Chaque territoire disposait d’un pensionnaire devant assurer les fonctions gouvernementales, mais seul celui
de la Hollande était considéré comme interlocuteur légitime par les autres États d’Europe.
— Jusqu’au début du XIXe siècle, alors que le pays deviendra une monarchie constitutionelle, le système
politique connaitra une évolution saccadée, opposant les États généraux des diverses provinces au stathouder,
qui se prétend héritier du pouvoir central après l’Acte de La Haye.
— Dans cet ensemble, il convient de souligner la prépondérance politique, économique et culturelle de la
Hollande sur les autres membres, car grâce à sa situation géographique, le long des côtes de la mer du nord,
elle concentre les principales villes du territoire (Amsterdam, Rotterdam et La Haye, entre autres).

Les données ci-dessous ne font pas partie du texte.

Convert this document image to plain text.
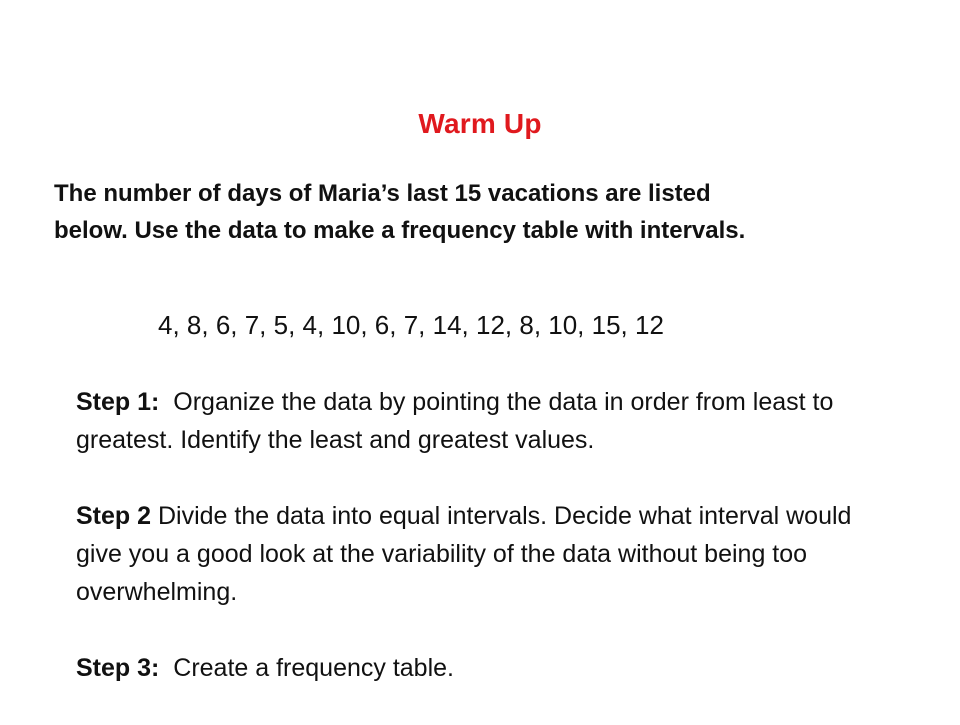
Warm Up
The number of days of Maria’s last 15 vacations are listed
below. Use the data to make a frequency table with intervals.
4, 8, 6, 7, 5, 4, 10, 6, 7, 14, 12, 8, 10, 15, 12
Step 1: Organize the data by pointing the data in order from least to greatest. Identify the least and greatest values.
Step 2 Divide the data into equal intervals. Decide what interval would give you a good look at the variability of the data without being too overwhelming.
Step 3: Create a frequency table.
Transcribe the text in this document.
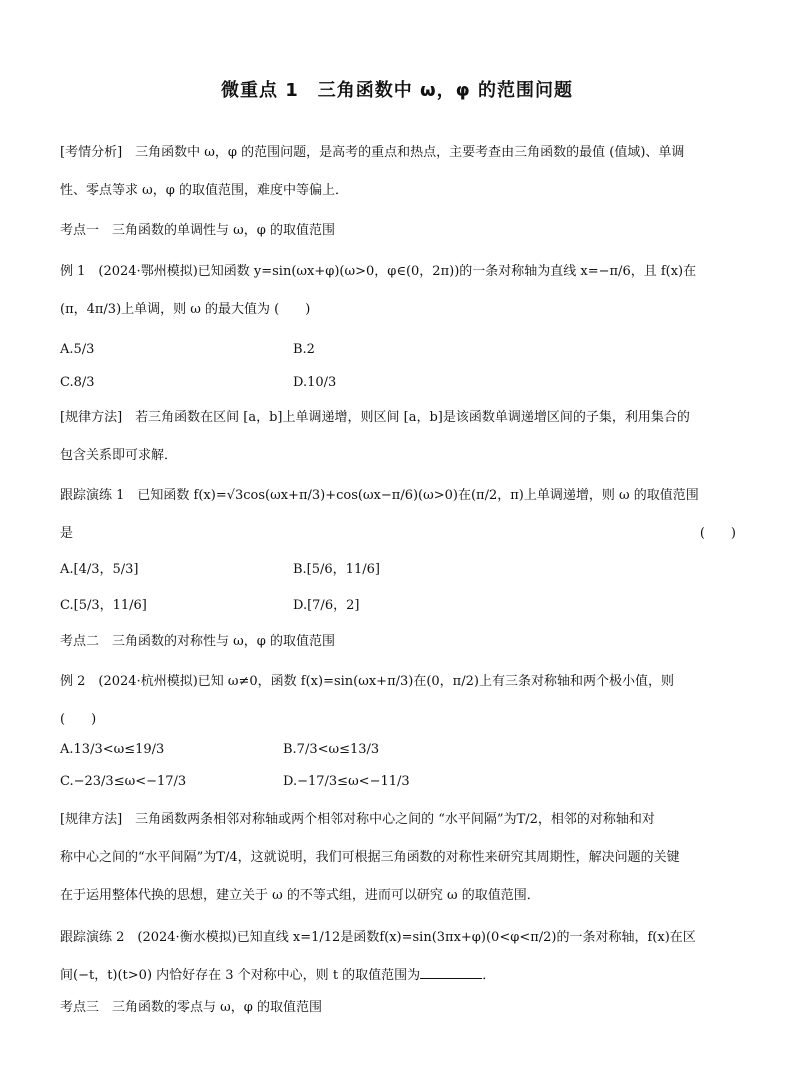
微重点 1　三角函数中 ω，φ 的范围问题
[考情分析]　三角函数中 ω，φ 的范围问题，是高考的重点和热点，主要考查由三角函数的最值 (值域)、单调
性、零点等求 ω，φ 的取值范围，难度中等偏上．
考点一　三角函数的单调性与 ω，φ 的取值范围
例 1　(2024·鄂州模拟)已知函数 y=sin(ωx+φ)(ω>0，φ∈(0，2π))的一条对称轴为直线 x=−π/6，且 f(x)在
(π，4π/3)上单调，则 ω 的最大值为 (　　)
A.5/3	B.2
C.8/3	D.10/3
[规律方法]　若三角函数在区间 [a，b]上单调递增，则区间 [a，b]是该函数单调递增区间的子集，利用集合的
包含关系即可求解．
跟踪演练 1　已知函数 f(x)=√3cos(ωx+π/3)+cos(ωx−π/6)(ω>0)在(π/2，π)上单调递增，则 ω 的取值范围
是	(　　)
A.[4/3，5/3]	B.[5/6，11/6]
C.[5/3，11/6]	D.[7/6，2]
考点二　三角函数的对称性与 ω，φ 的取值范围
例 2　(2024·杭州模拟)已知 ω≠0，函数 f(x)=sin(ωx+π/3)在(0，π/2)上有三条对称轴和两个极小值，则
(　　)
A.13/3<ω≤19/3	B.7/3<ω≤13/3
C.−23/3≤ω<−17/3	D.−17/3≤ω<−11/3
[规律方法]　三角函数两条相邻对称轴或两个相邻对称中心之间的 “水平间隔”为T/2，相邻的对称轴和对
称中心之间的“水平间隔”为T/4，这就说明，我们可根据三角函数的对称性来研究其周期性，解决问题的关键
在于运用整体代换的思想，建立关于 ω 的不等式组，进而可以研究 ω 的取值范围．
跟踪演练 2　(2024·衡水模拟)已知直线 x=1/12是函数f(x)=sin(3πx+φ)(0<φ<π/2)的一条对称轴，f(x)在区
间(−t，t)(t>0) 内恰好存在 3 个对称中心，则 t 的取值范围为	．
考点三　三角函数的零点与 ω，φ 的取值范围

— Indépendamment des tribulations politiques et militaires, les XVIe et XVIIe siècles furent pour les
Provinces-Unies une période de grandes réalisations, grâce à la puissance de la bourgeoise commerçante.
Deux éléments (l’explosion artistique et la puissance coloniale) illustrent cette grandeur, qui doit beaucoup à
la situation géographique de ces territoires, excentrés par rapport à l’empire et bénéficiant d’un large accès
maritime.
— Cette combinaison permettra à la population, moins soumise à partir du XVe siècle aux guerres féodales,
de développer une puissance commerciale, puis militaire, capable de s’opposer aux grands états territoriaux
de la Renaissance, pour faire des Pays-Bas l’une des très grandes puissances européennes de l’ère moderne.
— Grâce à la richesse de ses grandes familles marchandes, qui peuvent alors se consacrer au mécénat, le
XVIe siècle voit l’émergence de l’école hollandaise en peinture, de Rembrandt à Reubens qui, s’appuyant sur
l’école primitive flamande (XVe siècle) va faire au nord de l’Europe ce que les écoles italiennes de la
renaissance feront au sud, soit déterminer toute l’esthétique de l’époque.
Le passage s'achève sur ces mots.